Use the Fermi theory to compute the electronic contribution to the molar heat capacity of (a) copper and (b) silver, each at temperature T = 293 K. Express the results as a function of the molar gas constant R.

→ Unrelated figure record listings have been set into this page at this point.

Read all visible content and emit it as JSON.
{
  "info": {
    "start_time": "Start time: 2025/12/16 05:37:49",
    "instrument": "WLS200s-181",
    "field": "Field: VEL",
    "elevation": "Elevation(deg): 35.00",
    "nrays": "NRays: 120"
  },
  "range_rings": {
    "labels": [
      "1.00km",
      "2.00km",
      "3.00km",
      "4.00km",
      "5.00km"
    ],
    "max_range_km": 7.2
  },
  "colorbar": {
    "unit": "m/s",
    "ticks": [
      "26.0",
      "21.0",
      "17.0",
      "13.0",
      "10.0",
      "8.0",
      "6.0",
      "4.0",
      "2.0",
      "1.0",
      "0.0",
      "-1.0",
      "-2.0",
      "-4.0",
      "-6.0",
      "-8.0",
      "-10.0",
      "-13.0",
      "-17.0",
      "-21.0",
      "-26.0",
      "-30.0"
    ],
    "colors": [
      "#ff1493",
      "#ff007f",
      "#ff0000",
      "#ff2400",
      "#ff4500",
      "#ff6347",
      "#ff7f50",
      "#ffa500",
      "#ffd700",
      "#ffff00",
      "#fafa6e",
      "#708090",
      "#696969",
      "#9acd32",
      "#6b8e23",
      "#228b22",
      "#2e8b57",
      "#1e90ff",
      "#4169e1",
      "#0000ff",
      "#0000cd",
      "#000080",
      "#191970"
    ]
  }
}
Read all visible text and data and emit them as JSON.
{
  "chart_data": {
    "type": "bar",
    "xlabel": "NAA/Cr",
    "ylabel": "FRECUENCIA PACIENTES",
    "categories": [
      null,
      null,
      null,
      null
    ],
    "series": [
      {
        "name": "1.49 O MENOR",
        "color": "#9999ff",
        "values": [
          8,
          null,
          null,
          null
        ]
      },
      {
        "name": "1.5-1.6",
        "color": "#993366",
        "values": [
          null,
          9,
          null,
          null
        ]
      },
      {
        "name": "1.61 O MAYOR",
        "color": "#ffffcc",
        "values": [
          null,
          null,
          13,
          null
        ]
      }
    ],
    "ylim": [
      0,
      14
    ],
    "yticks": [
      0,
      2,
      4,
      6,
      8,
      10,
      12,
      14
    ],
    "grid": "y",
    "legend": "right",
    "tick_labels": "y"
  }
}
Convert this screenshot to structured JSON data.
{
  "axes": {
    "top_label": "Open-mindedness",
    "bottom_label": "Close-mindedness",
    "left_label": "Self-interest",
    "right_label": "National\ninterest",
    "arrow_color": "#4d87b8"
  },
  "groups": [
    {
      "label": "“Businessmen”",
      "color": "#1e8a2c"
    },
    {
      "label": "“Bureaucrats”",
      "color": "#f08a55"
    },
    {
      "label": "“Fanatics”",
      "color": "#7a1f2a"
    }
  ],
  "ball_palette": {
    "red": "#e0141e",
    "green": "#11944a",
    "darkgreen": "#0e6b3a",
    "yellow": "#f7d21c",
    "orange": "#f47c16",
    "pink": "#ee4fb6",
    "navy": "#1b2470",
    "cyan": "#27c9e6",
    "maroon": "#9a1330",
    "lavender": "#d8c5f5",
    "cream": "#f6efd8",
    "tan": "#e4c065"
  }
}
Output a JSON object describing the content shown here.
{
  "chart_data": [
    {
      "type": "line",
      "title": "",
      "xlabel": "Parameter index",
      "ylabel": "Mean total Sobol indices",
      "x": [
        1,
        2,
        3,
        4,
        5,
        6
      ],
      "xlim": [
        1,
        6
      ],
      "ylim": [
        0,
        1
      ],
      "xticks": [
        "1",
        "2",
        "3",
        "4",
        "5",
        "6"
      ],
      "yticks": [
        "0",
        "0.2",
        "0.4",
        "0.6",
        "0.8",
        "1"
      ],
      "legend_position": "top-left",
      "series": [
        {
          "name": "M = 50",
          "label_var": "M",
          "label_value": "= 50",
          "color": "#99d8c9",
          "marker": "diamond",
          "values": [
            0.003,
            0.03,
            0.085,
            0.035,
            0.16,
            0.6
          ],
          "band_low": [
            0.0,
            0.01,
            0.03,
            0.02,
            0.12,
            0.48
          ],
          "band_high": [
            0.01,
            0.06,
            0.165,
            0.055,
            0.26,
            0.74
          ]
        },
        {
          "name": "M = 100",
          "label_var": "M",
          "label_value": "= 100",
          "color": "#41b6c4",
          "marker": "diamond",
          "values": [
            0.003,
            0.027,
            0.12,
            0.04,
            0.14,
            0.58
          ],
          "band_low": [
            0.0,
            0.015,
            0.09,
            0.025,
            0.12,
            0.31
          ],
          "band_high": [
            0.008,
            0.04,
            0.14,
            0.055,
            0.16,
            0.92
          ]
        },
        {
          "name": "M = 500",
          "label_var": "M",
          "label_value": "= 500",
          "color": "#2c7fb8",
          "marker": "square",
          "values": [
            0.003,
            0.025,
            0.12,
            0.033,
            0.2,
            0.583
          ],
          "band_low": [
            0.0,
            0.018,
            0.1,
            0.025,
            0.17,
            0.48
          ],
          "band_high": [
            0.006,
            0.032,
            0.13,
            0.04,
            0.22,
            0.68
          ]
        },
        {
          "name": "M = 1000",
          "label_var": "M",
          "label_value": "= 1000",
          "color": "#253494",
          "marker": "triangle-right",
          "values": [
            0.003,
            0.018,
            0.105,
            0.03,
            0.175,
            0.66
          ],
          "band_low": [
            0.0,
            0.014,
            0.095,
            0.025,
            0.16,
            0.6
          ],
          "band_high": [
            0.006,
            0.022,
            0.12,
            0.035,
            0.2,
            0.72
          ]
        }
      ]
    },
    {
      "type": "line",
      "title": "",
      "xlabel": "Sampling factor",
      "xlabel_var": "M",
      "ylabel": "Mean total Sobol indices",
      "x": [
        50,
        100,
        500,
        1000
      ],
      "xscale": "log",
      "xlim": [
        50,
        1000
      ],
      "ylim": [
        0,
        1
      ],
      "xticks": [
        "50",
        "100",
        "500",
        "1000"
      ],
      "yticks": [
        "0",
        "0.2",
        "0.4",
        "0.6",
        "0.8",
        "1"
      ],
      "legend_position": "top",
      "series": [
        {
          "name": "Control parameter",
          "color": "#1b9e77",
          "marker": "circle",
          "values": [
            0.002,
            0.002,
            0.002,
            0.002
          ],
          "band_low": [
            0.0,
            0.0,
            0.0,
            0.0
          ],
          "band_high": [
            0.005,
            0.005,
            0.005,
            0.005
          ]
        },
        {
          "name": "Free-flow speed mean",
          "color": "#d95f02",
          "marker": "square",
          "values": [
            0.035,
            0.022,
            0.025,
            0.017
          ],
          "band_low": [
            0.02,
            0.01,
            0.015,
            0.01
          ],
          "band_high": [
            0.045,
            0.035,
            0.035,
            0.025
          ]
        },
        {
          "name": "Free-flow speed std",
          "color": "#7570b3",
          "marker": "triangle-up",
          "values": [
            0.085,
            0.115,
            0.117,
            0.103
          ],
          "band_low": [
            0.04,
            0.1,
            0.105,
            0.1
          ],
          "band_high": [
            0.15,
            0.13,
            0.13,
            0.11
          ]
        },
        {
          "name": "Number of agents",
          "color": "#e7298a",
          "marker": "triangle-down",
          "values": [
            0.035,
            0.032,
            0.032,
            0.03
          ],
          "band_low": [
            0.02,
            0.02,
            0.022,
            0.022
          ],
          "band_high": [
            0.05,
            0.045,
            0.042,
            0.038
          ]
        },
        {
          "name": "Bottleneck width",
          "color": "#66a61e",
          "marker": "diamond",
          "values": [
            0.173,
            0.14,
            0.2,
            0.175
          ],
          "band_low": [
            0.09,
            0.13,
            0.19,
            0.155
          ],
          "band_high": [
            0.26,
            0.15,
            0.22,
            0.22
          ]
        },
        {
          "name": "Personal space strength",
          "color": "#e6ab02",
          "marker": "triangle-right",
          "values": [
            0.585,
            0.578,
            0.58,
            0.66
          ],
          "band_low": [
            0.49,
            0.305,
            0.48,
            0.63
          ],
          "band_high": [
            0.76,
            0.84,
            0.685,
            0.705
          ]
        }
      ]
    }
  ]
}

Strategy From the Fermi theory the molar heat capacity is c_{ V }=2 \alpha R T / T_{ F }. Recall that we can use \alpha=\pi^{2} / 4 at room temperature (T = 293 K), so

c_{ V }=2\left(\frac{\pi^{2}}{4}\right) R \frac{T}{T_{ F }}=\frac{\pi^{2} R T}{2 T_{ F }}

Step-by-Step

Verified Solution

(a) Inserting numerical values (from Table 9.4, T_{ F }=8.16 \times 10^{4} K for copper),

 

c_{ V }=\frac{\pi^{2}(293 K )}{2\left(8.16 \times 10^{4} K \right)} R=0.0177 R

 

for copper, which rounds to the value 0.02R quoted in the text.

 

(b) For silver, we simply replace the Fermi temperature with 6.38 \times 10^{4} K (Table 9.4):

 

c_{ V }=\frac{\pi^{2}(293 K )}{2\left(6.38 \times 10^{4} K \right)} R=0.0227 R

 

We see that the electronic contribution to the molar heat capacity is the same order of magnitude for these two good conductors, and in each case it is small compared with the lattice contribution (Section 9.3).

 

Table 9.4 Fermi Energies (T = 300 K), Fermi Temperatures, and Fermi Velocities for Selected Metals
Element E_{ F }( eV ) T_{ F }\left(\times 10^{4} K \right) u_{ F }\left(\times 10^{6} m / s \right) Element E_{ F }( eV ) T_{ F }\left(\times 10^{4} K \right) u_{ F }\left(\times 10^{6} m / s \right)
Li 4.74 5.51 1.29 Fe 11.1 13 1.98
Na 3.24 3.77 1.07 Mn 10.9 12.7 1.96
K 2.12 2.46 0.86 Zn 9.47 11 1.83
Rb 1.85 2.15 0.81 Cd 7.17 8.68 1.62
Cs 1.59 1.84 0.75 Hg 7.13 8.29 1.58
Cu 7 8.16 1.57 Al 11.7 13.6 2.03
Ag 5.49 6.38 1.39 Ga 10.4 12.1 1.92
Au 5.53 6.42 1.4 In 8.63 10 1.74
Be 14.3 16.6 2.25 Tl 8.15 9.46 1.69
Mg 7.08 8.23 1.58 Sn 10.2 11.8 1.9
Ca 4.69 5.44 1.28 Pb 9.47 11 1.83
Sr 3.93 4.57 1.18 Bi 9.9 11.5 1.87
Ba 3.64 4.23 1.13 Sb 10.9 12.7 1.96
Nb 5.32 6.18 1.37
 From N. W. Ashcroft and N. D. Mermin, Solid State Physics, Philadelphia: Saunders College (1976).